"O, you have come," said Arthur, as if he recognized persons by no means strangers to him. "Have you the particular subject which the doctor desired you to procure?"
"Jist that partikler subject," said one of the twain,—"an' a devil of a time we've had to git it! Fust we entered the vault at Greenwood, with a false key, and then opened the coffin, so as it'll never be known that it was opened at all. Closed the vault ag'in and got the body over the wall, and hid it in the bottom of the sleigh. Crossed the ferry at Brooklyn—went through the city, and then took the ferry for Hoboken,—same sleigh, and same subject in the bottom of it; an' druv here with a blast in our face, sharp as a dozen butcher knives."
"But if it had not a-been for the storm, we wouldn't a-got the body," interrupted the other.
"And here we air, and here it is, and that's enough. What shall we do with it?"
Arthur opened a small door near the bookcase, and a narrow stairway (leading up into the garret) was disclosed.
"You know the way," he said. "When you get up there place it on the table."
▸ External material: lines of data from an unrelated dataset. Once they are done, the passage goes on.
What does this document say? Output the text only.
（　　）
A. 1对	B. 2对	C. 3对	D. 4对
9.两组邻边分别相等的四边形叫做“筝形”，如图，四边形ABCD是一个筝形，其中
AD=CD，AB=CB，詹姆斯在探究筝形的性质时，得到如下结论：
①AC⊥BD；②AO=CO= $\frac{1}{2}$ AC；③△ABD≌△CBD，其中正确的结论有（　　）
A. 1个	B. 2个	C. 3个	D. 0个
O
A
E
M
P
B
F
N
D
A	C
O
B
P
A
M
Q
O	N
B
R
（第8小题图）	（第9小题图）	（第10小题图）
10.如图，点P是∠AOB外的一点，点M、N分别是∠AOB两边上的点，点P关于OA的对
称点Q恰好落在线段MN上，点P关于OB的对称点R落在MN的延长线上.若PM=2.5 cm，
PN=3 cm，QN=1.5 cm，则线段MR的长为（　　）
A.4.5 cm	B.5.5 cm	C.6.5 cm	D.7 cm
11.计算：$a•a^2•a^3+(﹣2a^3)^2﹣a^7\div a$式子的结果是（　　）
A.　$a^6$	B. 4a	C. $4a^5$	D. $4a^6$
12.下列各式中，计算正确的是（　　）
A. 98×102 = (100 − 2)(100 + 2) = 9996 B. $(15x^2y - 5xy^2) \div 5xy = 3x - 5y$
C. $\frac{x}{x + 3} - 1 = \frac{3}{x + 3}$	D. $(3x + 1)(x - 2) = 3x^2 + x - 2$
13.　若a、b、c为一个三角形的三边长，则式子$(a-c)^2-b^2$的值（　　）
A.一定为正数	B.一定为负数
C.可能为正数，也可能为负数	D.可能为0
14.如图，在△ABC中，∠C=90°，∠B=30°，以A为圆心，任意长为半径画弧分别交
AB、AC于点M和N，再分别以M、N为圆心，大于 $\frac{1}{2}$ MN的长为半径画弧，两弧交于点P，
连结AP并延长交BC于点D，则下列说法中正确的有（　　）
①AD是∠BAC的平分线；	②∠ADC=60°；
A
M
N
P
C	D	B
They obeyed without a word. Bearing their burden slowly through the narrow doorway, they disappeared, and the echo of their heavy boots was heard on the stairway. They were not long absent. After a few moments they again appeared, and the one who had acted as principal spokesman, held out his open palm toward Arthur,—
"Double allowance to-night, you know," he said,—"Doctor generally gives us from forty to sixty dollars a job, but this partikler case axes for ten gold pieces,—spread eagles, you know, wuth ten dollars apiece,—only a hundred dollars in all. Shell out!"
Arthur quietly placed ten gold pieces in the hands of the ruffian.—"The doctor left it for you. Now go."
And shuffling their heavy boots, they disappeared through the same door by which they had entered. Looking through the window after a few moments, he saw the sleigh moving noiselessly down the public road.